Account linking 3-- Assistant Professor Kohlrabi has a Bamboo identity created under his Garden State College issued userid. Budget cuts to the university threaten to snowball into layoffs in the assistant professoriate. Based on Bamboo FAQ advice, He decides to link his Google account to his Bamboo identity as a precaution against losing his Bamboo portfolio in the event his university credentials are yanked as part of a termination of appointment.

He authenticates to the Bamboo account linking site with his institutional identity. He is invited to chose a social identity provider, clicks on a link that takes him to a Google login popup. After successfully authenticating, he is informed that his Bamboo account is now accessible via his google account credentials, regardless of the status of his Garden State ID. However, because the rights to access certain online journals and Bamboo data files depend on faculty status, he will not have access to those resources when logged in with his Google account. If he leaves GSU and takes an appointment at Trenton State, he will regain access to the data files and resources once he links his Trenton State identity via Account Linking Scenario 2.

Account linking 4-- Professor Jessica Postlethwaite holds joint appointments at Harvard and MIT in nanosemiotics. She is a senior partner in The Semiotics of Nanotechnology Bamboo Workspace. To bring together her data files from both MIT and Harvard, she uses the account linking service to link her Harvard and MIT identities, thereby consolidating them under a single Bamboo Person ID. Note that specific access rights are associated with particular identities, so there are some MIT materials that she cannot access when logged in via Harvard credentials.

sweden -- specific example of account linking. Person transitions through several stages: applicant (OpenID, social), student (institution issued credentials), alum (back to external credentials).

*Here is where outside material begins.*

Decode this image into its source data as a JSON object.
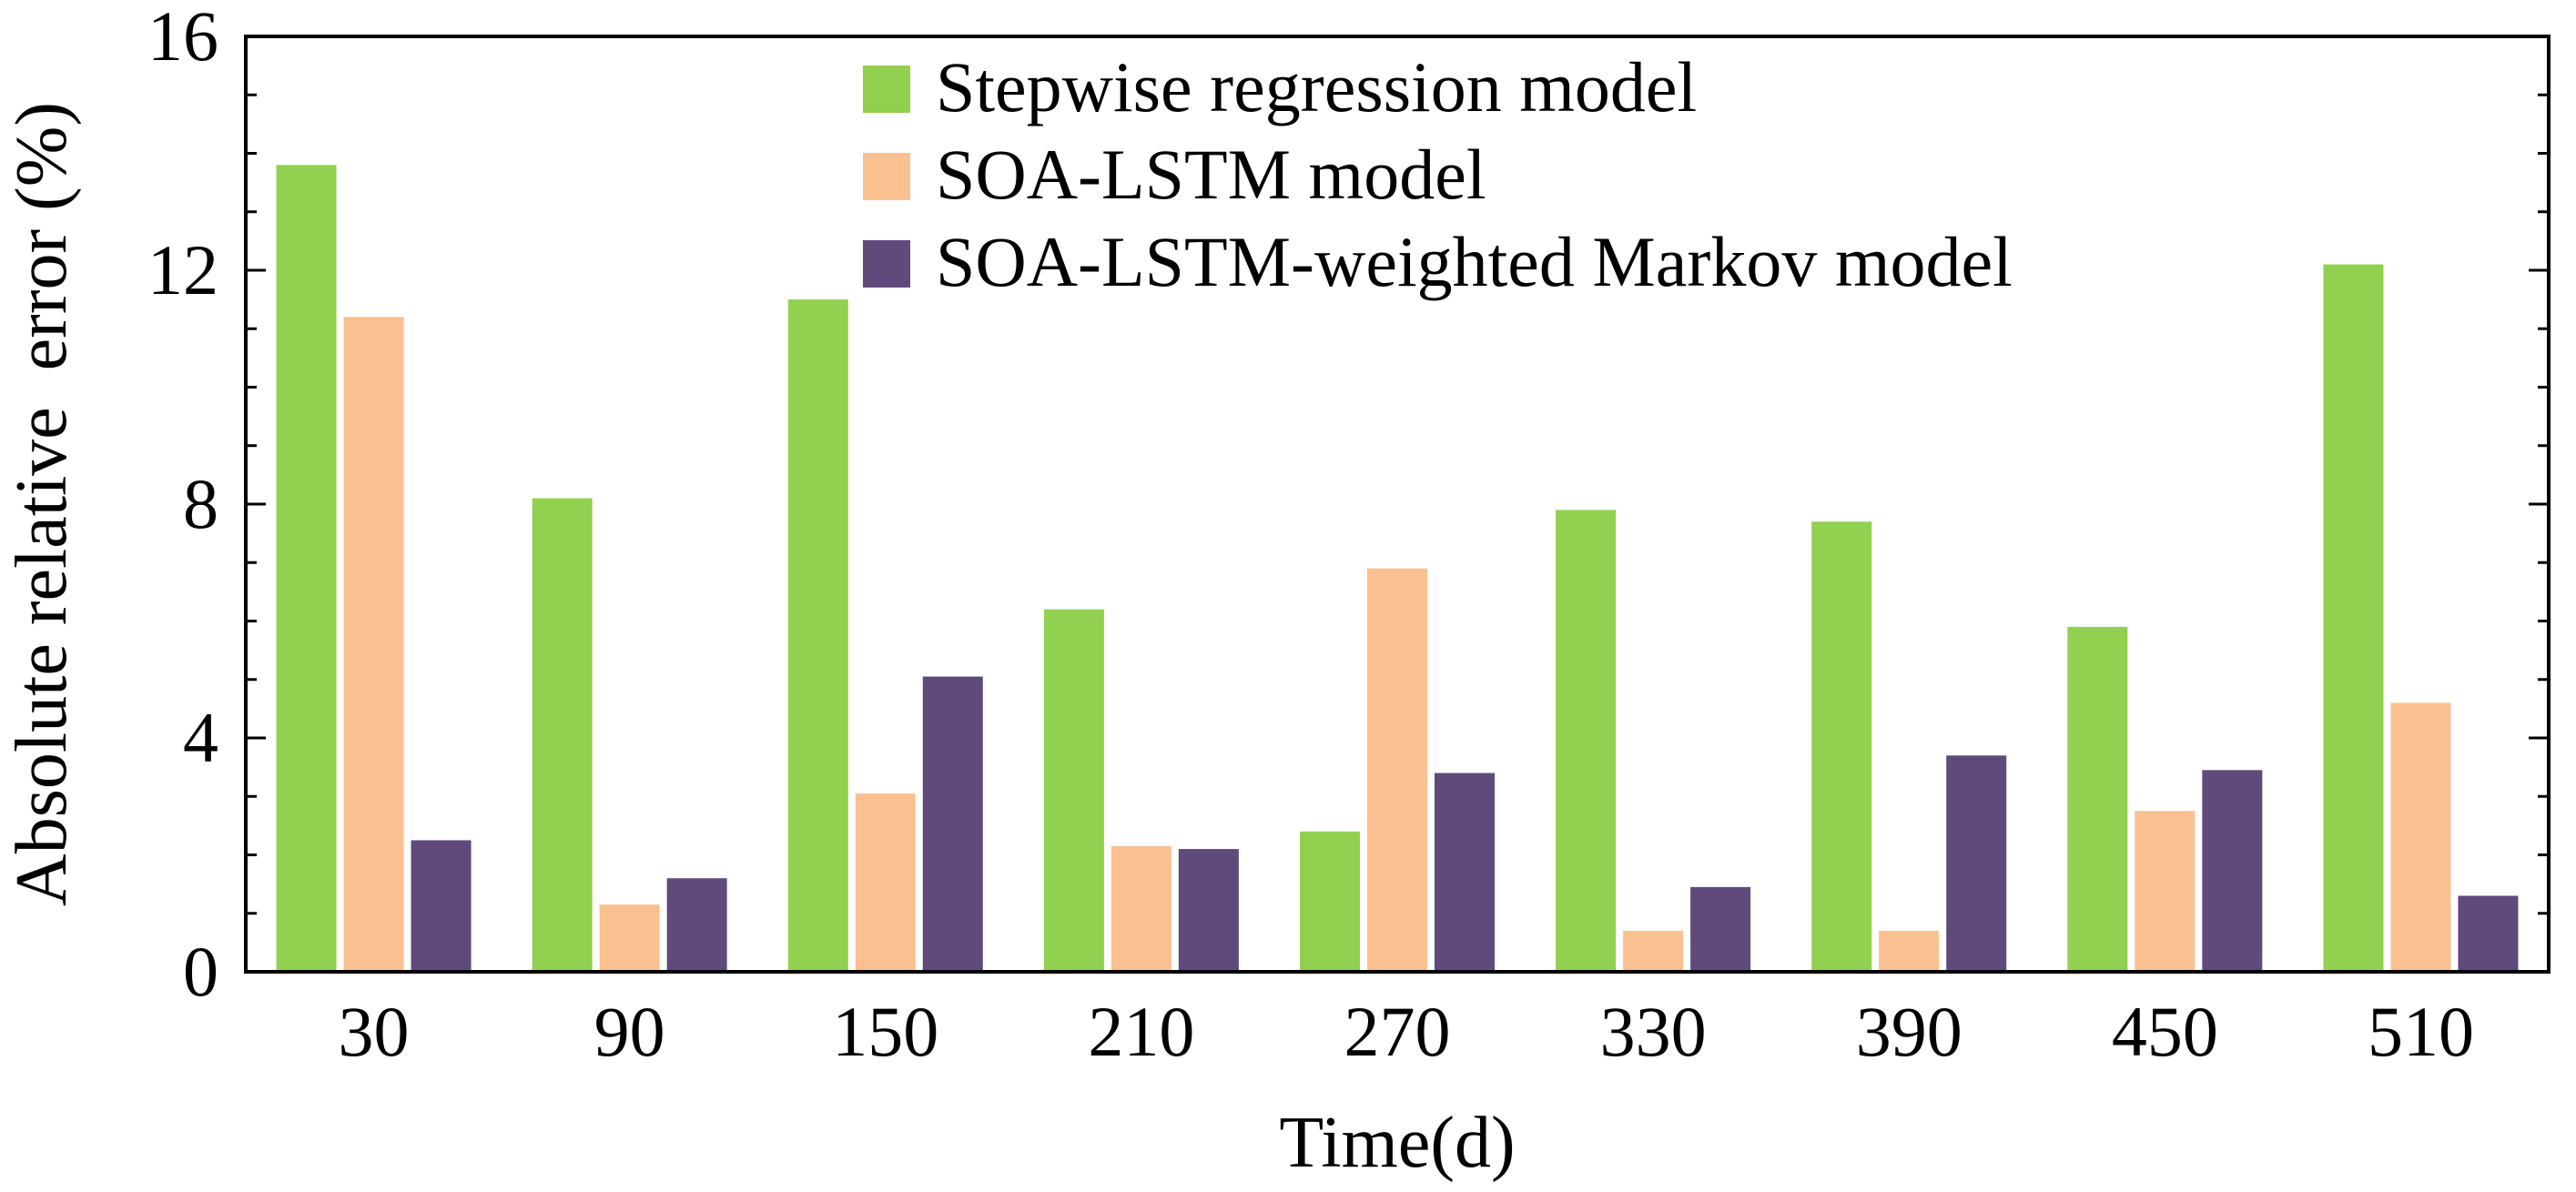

All of these accounts are linked to a single individual.

n-tier case 1 -- (delegation used to access backend service)

n-tier case 2 -- (impersonation used to access backend service)

Alumni -- another specific example of account linking.  (Carleton College) When alumni password recovery or account claiming can be managed through the email address on record, so can linking of alumni internal accounts with OpenID credentials.  Alumni tend to access services rarely (reunion registration every five years, occasional alumni directory lookup); it makes so much sense for them to use credentials they use on a daily basis (like their Gmail account) instead of maintaining and/or recovering local credentials.

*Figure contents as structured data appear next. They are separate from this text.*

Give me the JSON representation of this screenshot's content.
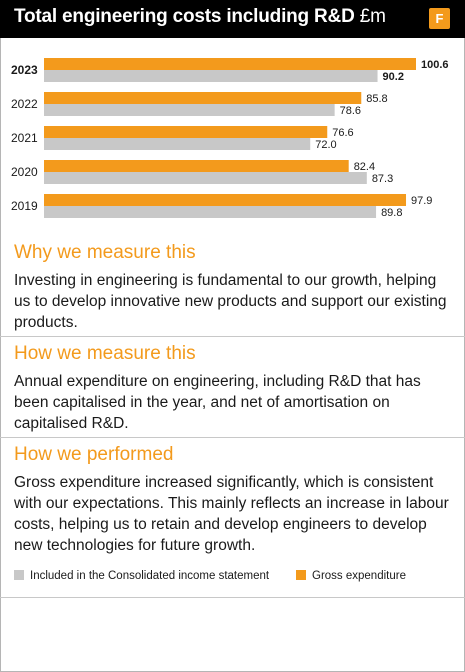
{
  "header": {
    "title": "Total engineering costs including R&D",
    "unit": "£m",
    "badge": "F"
  },
  "colors": {
    "gross": "#f39a1c",
    "income": "#c8c8c8",
    "accent": "#f39a1c"
  },
  "chart_data": {
    "type": "bar",
    "orientation": "horizontal",
    "categories": [
      "2023",
      "2022",
      "2021",
      "2020",
      "2019"
    ],
    "highlight_category": "2023",
    "series": [
      {
        "name": "Gross expenditure",
        "color": "#f39a1c",
        "values": [
          100.6,
          85.8,
          76.6,
          82.4,
          97.9
        ]
      },
      {
        "name": "Included in the Consolidated income statement",
        "color": "#c8c8c8",
        "values": [
          90.2,
          78.6,
          72.0,
          87.3,
          89.8
        ]
      }
    ],
    "value_labels": [
      [
        "100.6",
        "85.8",
        "76.6",
        "82.4",
        "97.9"
      ],
      [
        "90.2",
        "78.6",
        "72.0",
        "87.3",
        "89.8"
      ]
    ],
    "xlim": [
      0,
      100.6
    ],
    "grid": false,
    "legend_position": "bottom"
  },
  "sections": [
    {
      "heading": "Why we measure this",
      "body": "Investing in engineering is fundamental to our growth, helping us to develop innovative new products and support our existing products."
    },
    {
      "heading": "How we measure this",
      "body": "Annual expenditure on engineering, including R&D that has been capitalised in the year, and net of amortisation on capitalised R&D."
    },
    {
      "heading": "How we performed",
      "body": "Gross expenditure increased significantly, which is consistent with our expectations. This mainly reflects an increase in labour costs, helping us to retain and develop engineers to develop new technologies for future growth."
    }
  ],
  "legend": {
    "income_label": "Included in the Consolidated income statement",
    "gross_label": "Gross expenditure"
  }
}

(n-tier) Jane Doe attempts to access Service X at campus Y, because she is working on a project with John Smith (a faculty member at campus Y). The service requires that she authenticate; she navigates through the Discovery Service and uses her google/yahoo/facebook account to authenticate, and is returned to Service X. Jane now has the baseline set of permissions at Service X. Jane clicks a button at Service X, which sends a query to a backend service; Service X authenticates to the backend service as Jane.